US legislator finds himself in the jaws of Israeli-Palestinian injustice
Since the beginning of the year, following the formation of the most right-wing government in Israel’s history, between 130 and 160 Palestinians and 24 to 40 Israelis have been killed. Despite the lopsided nature of these numbers, with about five times more Palestinians killed than Israelis, the Western news media largely continues to treat the Israelis as victims and Palestinians as terrorists.
When Palestinians are killed, news outlets generally describe them as mere statistics and numbers that continue to grow, blurring their humanity and discouraging any sympathy. However, when Israelis are killed, media reports describe them in the most humanistic terms and include details such as their name and age, even detailing their hopes and dreams.

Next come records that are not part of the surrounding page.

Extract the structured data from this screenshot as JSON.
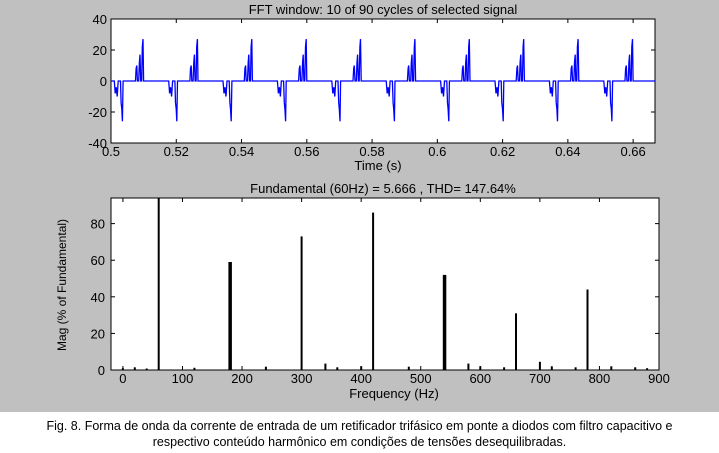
{
  "figure": {
    "background": "#c0c0c0",
    "axes_background": "#ffffff"
  },
  "chart_data": [
    {
      "type": "line",
      "title": "FFT window: 10 of 90 cycles of selected signal",
      "xlabel": "Time (s)",
      "ylabel": "",
      "xlim": [
        0.5,
        0.6667
      ],
      "ylim": [
        -40,
        40
      ],
      "xticks": [
        "0.5",
        "0.52",
        "0.54",
        "0.56",
        "0.58",
        "0.6",
        "0.62",
        "0.64",
        "0.66"
      ],
      "yticks": [
        "40",
        "20",
        "0",
        "-20",
        "-40"
      ],
      "grid": false,
      "color": "#0000ff",
      "cycles": 10,
      "cycle_start": 0.5,
      "cycle_period": 0.016667,
      "cycle_pattern": [
        [
          0.0,
          0
        ],
        [
          0.001,
          0
        ],
        [
          0.0013,
          -8
        ],
        [
          0.0016,
          -4
        ],
        [
          0.0019,
          -10
        ],
        [
          0.0022,
          0
        ],
        [
          0.0029,
          0
        ],
        [
          0.0031,
          -14
        ],
        [
          0.0033,
          -18
        ],
        [
          0.0035,
          -26
        ],
        [
          0.0037,
          0
        ],
        [
          0.0075,
          0
        ],
        [
          0.0077,
          8
        ],
        [
          0.0079,
          10
        ],
        [
          0.0081,
          0
        ],
        [
          0.0085,
          0
        ],
        [
          0.0087,
          12
        ],
        [
          0.0089,
          17
        ],
        [
          0.0091,
          0
        ],
        [
          0.0094,
          0
        ],
        [
          0.0096,
          22
        ],
        [
          0.0098,
          27
        ],
        [
          0.01,
          0
        ],
        [
          0.016,
          0
        ]
      ],
      "series": [
        {
          "values_note": ""
        }
      ]
    },
    {
      "type": "bar",
      "title": "Fundamental (60Hz) = 5.666 , THD= 147.64%",
      "xlabel": "Frequency (Hz)",
      "ylabel": "Mag (% of Fundamental)",
      "xlim": [
        -20,
        900
      ],
      "ylim": [
        0,
        94
      ],
      "xticks": [
        "0",
        "100",
        "200",
        "300",
        "400",
        "500",
        "600",
        "700",
        "800",
        "900"
      ],
      "yticks": [
        "0",
        "20",
        "40",
        "60",
        "80"
      ],
      "grid": false,
      "color": "#000000",
      "x": [
        0,
        20,
        40,
        60,
        120,
        180,
        240,
        300,
        340,
        360,
        400,
        420,
        480,
        540,
        580,
        600,
        640,
        660,
        700,
        720,
        760,
        780,
        820,
        860,
        880
      ],
      "values": [
        1.0,
        1.5,
        0.8,
        100,
        1.2,
        59,
        1.8,
        73,
        3.5,
        1.5,
        2.0,
        86,
        1.8,
        52,
        3.5,
        2.0,
        1.5,
        31,
        4.5,
        2.0,
        1.5,
        44,
        2.0,
        1.5,
        1.0
      ]
    }
  ],
  "caption": {
    "line1": "Fig. 8. Forma de onda da corrente de entrada de um retificador trifásico em ponte a diodos com filtro capacitivo e",
    "line2": "respectivo conteúdo harmônico em condições de tensões desequilibradas."
  }
}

This is a familiar cycle that is repeated time and time again.
On June 19, Israeli forces stormed the Jenin refugee camp in the West Bank, killing five Palestinians and injuring 91 others. The violence was described by most Western news media as a mere continuation of the tensions between Israelis and Palestinians. Several days later, four Israeli settlers were killed by Palestinians, but this time the killings made national headlines.
Such unbalanced media coverage reinforced an atmosphere of public shock and anger against the Palestinians. The next day, hundreds of armed Israeli settlers targeted a village north of Jerusalem in the West Bank called Turmus Ayya, rampaging in what many Palestinians described as a pogrom, firing guns at homes and killing one Palestinian and injuring more than a dozen others. Mayor Lafi Adeeb said that 30 homes and 60 cars were damaged or destroyed by fire.
But the pogrom in Turmus Ayya also created an opportunity for Palestinians to balance the media scales. One of the Palestinians who found himself in the middle of the pogrom was Abdelnasser Rashid, a Harvard-educated community leader from Chicago, who was elected last November to become the first Palestinian and Muslim member of the Illinois General Assembly. Rashid was visiting family members in the village when the armed settlers began their rampage.
Rashid’s story of finding himself in the middle of this horrific violent act became the cornerstone of some US media interest, mainly in Chicago, where several TV stations reported on the violence and his fears. He told the Chicago media and Arab News that he was with his seven-year-old daughter at the time and she feared for her life as gunfire echoed throughout the village.
His justified fear provoked him to write a two-page letter to share his experience with other members of the Illinois General Assembly. Rashid wrote: “I was in the nearby city of Ramallah on Wednesday, June 21 running errands when I got a frantic call from my mom. She said the village was under attack by a mob of armed Israeli settlers. As we spoke, my phone was inundated with videos and pictures of the live attack. I got off the phone and began contacting the US Embassy, the State Department and others.
“The next day, Thursday, I’ll never forget the feeling I got when I saw a text message saying settlers were back — this time in my neighborhood ... Then the gunshots started and we knew we needed to stay inside. I ran outside yelling for my family to get inside. We barricaded doors, closed windows, and started making a safety plan. My seven-year-old daughter held on to me tight and asked, crying: ‘What do we do if we get shot?’ I truly did not know during this period whether we would be killed.”
Rashid said he had to speak to his young children and explain “that the Israeli government does not believe we deserve equal rights, that we have to be especially careful because we can be hurt or even killed with no accountability or consequences.”
The pogrom in Turmus Ayya created an opportunity for Palestinians to balance the media scales.
Several legislative colleagues responded with personal messages sympathizing with him over his experience. But when I tried to contact legislators to speak publicly about the violence and Rashid’s horrific experience, most said they feared wading into an issue in which they would likely be denounced as antisemitic for criticizing Israel.
That is another bias in America, one embraced by much of the Western news media — the assertion that criticizing the government of Israel equates to anti-Jewish hate. That cannot be taken lightly. Illinois was one of the first of the 35 American states that have adopted legislation aimed at punishing anyone who criticizes or boycotts Israel, a foreign country.
Rashid also complained to the US State Department. Without mentioning his eyewitness account, the State Department expressed concerns about escalating violence “on both sides.” Spokesperson Vedant Patel spoke of outrage over the “terrorist” killing of the four Israelis, adding that the White House is “deeply concerned by the rising levels of violence in the West Bank in recent months.” That phrase, “rising levels of violence,” references the faceless 130 to 160 Palestinian fatalities as dehumanized statistics.
Although Patel also noted the “troubling reports of extremist settler violence,” the statement did not go much further on that subject.
The American-Arab Anti-Discrimination Committee, which monitors discrimination against Arabs, called on the Justice Department and the Biden administration to investigate the role American-Israeli settlers played in the killings, arson and violence.
The Israeli-Palestinian conflict is more than just a violent war taking lives on both sides, although one side more than the other. It is a portrayal of how news media spin can blunt justice for some while exaggerating it for others.